I know you’ll laugh, but The Libertines reunite next summer (get tickets to Reading you idiot, Pete’s still at his best). A few years on and you’ll not only meet them but have your work shared on their social media accounts. So, keep drinking-in new bands, sounds and music knowledge. People will begin to sit up and listen – if only in part because you won’t shut up with your opinions.

Starting your career as a journalist won’t be easy, but all these experiences will pay off when things break. Trust me, I won’t jinx it, but watch Kevin and Perry Go Large. You’ll finally get to live it. Twice. That said, Tash will (rightly) mock you mercilessly for comments you make in a radio interview. Yes, really.

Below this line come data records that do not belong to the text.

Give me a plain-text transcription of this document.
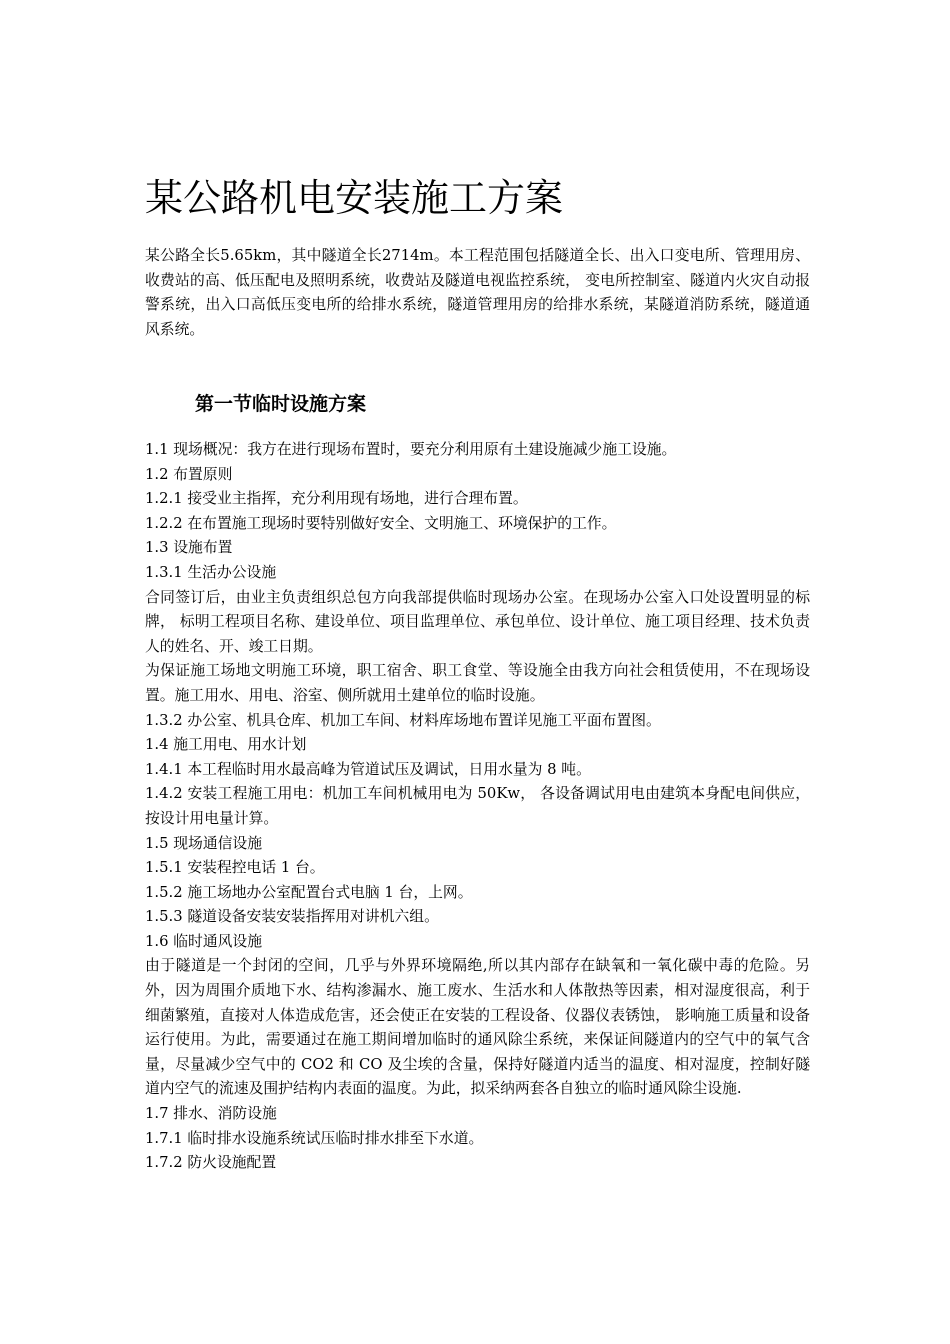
某公路机电安装施工方案

某公路全长5.65km，其中隧道全长2714m。本工程范围包括隧道全长、出入口变电所、管理用房、收费站的高、低压配电及照明系统，收费站及隧道电视监控系统， 变电所控制室、隧道内火灾自动报警系统，出入口高低压变电所的给排水系统，隧道管理用房的给排水系统，某隧道消防系统，隧道通风系统。

第一节临时设施方案
1.1 现场概况：我方在进行现场布置时，要充分利用原有土建设施减少施工设施。
1.2 布置原则
1.2.1 接受业主指挥，充分利用现有场地，进行合理布置。
1.2.2 在布置施工现场时要特别做好安全、文明施工、环境保护的工作。
1.3 设施布置
1.3.1 生活办公设施
合同签订后，由业主负责组织总包方向我部提供临时现场办公室。在现场办公室入口处设置明显的标牌， 标明工程项目名称、建设单位、项目监理单位、承包单位、设计单位、施工项目经理、技术负责人的姓名、开、竣工日期。
为保证施工场地文明施工环境，职工宿舍、职工食堂、等设施全由我方向社会租赁使用，不在现场设置。施工用水、用电、浴室、侧所就用土建单位的临时设施。
1.3.2 办公室、机具仓库、机加工车间、材料库场地布置详见施工平面布置图。
1.4 施工用电、用水计划
1.4.1 本工程临时用水最高峰为管道试压及调试，日用水量为 8 吨。
1.4.2 安装工程施工用电：机加工车间机械用电为 50Kw， 各设备调试用电由建筑本身配电间供应，按设计用电量计算。
1.5 现场通信设施
1.5.1 安装程控电话 1 台。
1.5.2 施工场地办公室配置台式电脑 1 台，上网。
1.5.3 隧道设备安装安装指挥用对讲机六组。
1.6 临时通风设施
由于隧道是一个封闭的空间，几乎与外界环境隔绝,所以其内部存在缺氧和一氧化碳中毒的危险。另外，因为周围介质地下水、结构渗漏水、施工废水、生活水和人体散热等因素，相对湿度很高，利于细菌繁殖，直接对人体造成危害，还会使正在安装的工程设备、仪器仪表锈蚀， 影响施工质量和设备运行使用。为此，需要通过在施工期间增加临时的通风除尘系统，来保证间隧道内的空气中的氧气含量，尽量减少空气中的 CO2 和 CO 及尘埃的含量，保持好隧道内适当的温度、相对湿度，控制好隧道内空气的流速及围护结构内表面的温度。为此，拟采纳两套各自独立的临时通风除尘设施.
1.7 排水、消防设施
1.7.1 临时排水设施系统试压临时排水排至下水道。
1.7.2 防火设施配置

But how do you manage all this with the wheelchair I hear you ask. What about the disability?! Well, as a certain Liam continues to sing, “I need to be myself, I can't be no one else”. Keep living by your personality and eventually people will realise you’re taking the chair places, rather than it taking you.

You’ll learn that living with your disability will go from your biggest vulnerability to your greatest strength.

Time is almost up. The football’s on. As I enter a new decade, the fear of failure has subsided, but the hunger remains, the challenge now is to push myself again. My own goals, no-one else’s. And only you know how big they are.

P.S. Looking back you missed out big time on certain opportunities…make your heart available. It’ll help by the summer.